Rabu, 06 Desember 2017

Seni dan Sosial



Sesungguhnya setiap orang adalah seniman, dalam kualitas dan kuantitasnya masing-masing. Jika ada seniman yang produktif dan terkenal, itu karena ia serius menekuni bidangnya. Bisa jadi karya seniman rumahan dan jalanan tidak kalah dengan seniman profesional yang karyanya dipajang di studio, galeri, museum, istana dll.

Intip saja remaja yang jatuh cinta, karyanya pasti banyak, mulai puisi, sketsa, lukisan, cerpen, vignet, dll. Atau lihat rumah para aktivis dan ilmuwan. Ia pasti punya seni tentang idola dan perjuangannya. Memang tidak banyak, dan mungkin rendahan, tapi percayalah, itu adalah masterpiece-nya. Karya dengan luapan emosi tertinggi.

Saya mau berbagi tentang proses kreasi saya sendiri. Ada dua kondisi dimana saya bisa menggambar. Pertama, ketika saya ingin. Saat pikiran saya mengidolakan seseorang, maka saya menggambarnya. Saya pernah menggambar Cak Nur. Lumayan. Tapi sobek, karena saya gambar di HVS untuk mading. Pernah pula Muhammad Iqbal, nasibnya pun sama. Dua gambar yang bisa saya selamatkan, yaitu Lenin dan Tan Malaka (Lamp 1). Saya gambar dengan pensil gradasi, cotton bud, dan kertas linen. Hasrat menggambar muncul setelah membaca buku mereka.



Kedua, ketika dipaksa. Di kampung saya, jika istri hamil 7 bulan (Madura: pelet betteng), maka ada selamatan. Ngaji surat Yusuf dan Maryam, mandi kembang, melepas ayam perawan, serta sajian berupa kombinasi beras, telur, jajan, bunga, dan dua nyiur gading.  Khusus nyiur ini, biasanya digambar karakter laki dan perempuan. Selama ini saya lihat gambarnya asal-asalan. Misal gambar boneka atau wajah kartun. Maka pada hamil 7 bulan istri dan sepupu, saya ambil alih dan putuskan untuk menggambar wayang. Saya gambar dengan pensil dan jarum (Lamp 2).

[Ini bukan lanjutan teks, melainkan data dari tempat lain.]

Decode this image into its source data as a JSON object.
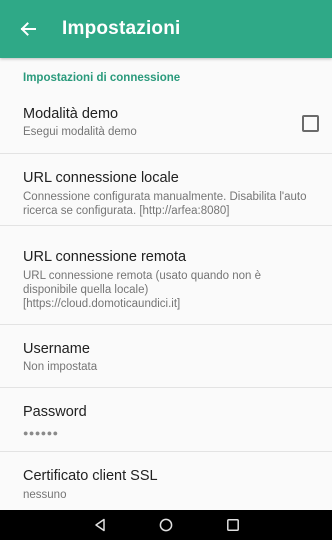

Lalu kawan karib saya bertanya, apa hubungan antara hamil 7 bulan dengan gambar wayang? Saya jawab tidak ada. Itu hanya ekspresi seni. Tidak ada kesyirikan di dalamnya. Agama itu, kata Yudi Latif, butuh 3 hal: mitos, logos, dan etos. Gambar saya hanyalah etos. Ekspresi budaya. Surat al-Qur’an adalah logos. Mendoakan di masa hamil 7 bulan adalah mitos.

Ada aliran islam yang kaya etos. Sehingga setiap momen agama (maulid nabi, isra’ mi’raj, tahun baru islam, nisfu sya’ban, nuzulul Qur’an) sangat ramai. Penuh ekspresi budaya. Islam tidak hanya menjadi ritus personal, tapi juga selebrasi sosial. Tapi ada pula islam yang tidak mau etos, karena memandangnya sebagai bid’ah. Etos tidak ada dalam mitos dan logos islam, menurutnya. Hasilnya, kata Yudi, cukup kering dan kaku.



Kembali ke saya. Ada beberapa momen lain dimana saya dipaksa berkarya. Misalnya nikahan dan haji/umroh keluarga/sahabat, perayaan hari besar islam di masjid/musolla. Saya berkarya sebisanya, dengan kertas karton, stirofoam dan cat asturo untuk membuat kaligrafi dan ornamen. Memang bukan untuk diabadikan, hanya untuk kebutuhan musiman.

Tapi bagi saya itulah pengertian seni yang sebenarnya. Yaitu ekspresi cipta, rasa dan karsa kita, yang mewujud dalam bentuk karya. Bahwa itu terkenal dan dikenang, hanya waktu dan sejarah yang membuktikan. Karena merawat, menilai, mempublikasikan dan mempopulerkan seni adalah urusan profesi lain. Sementara urusan seniman hanya sampai pada lahirnya karya.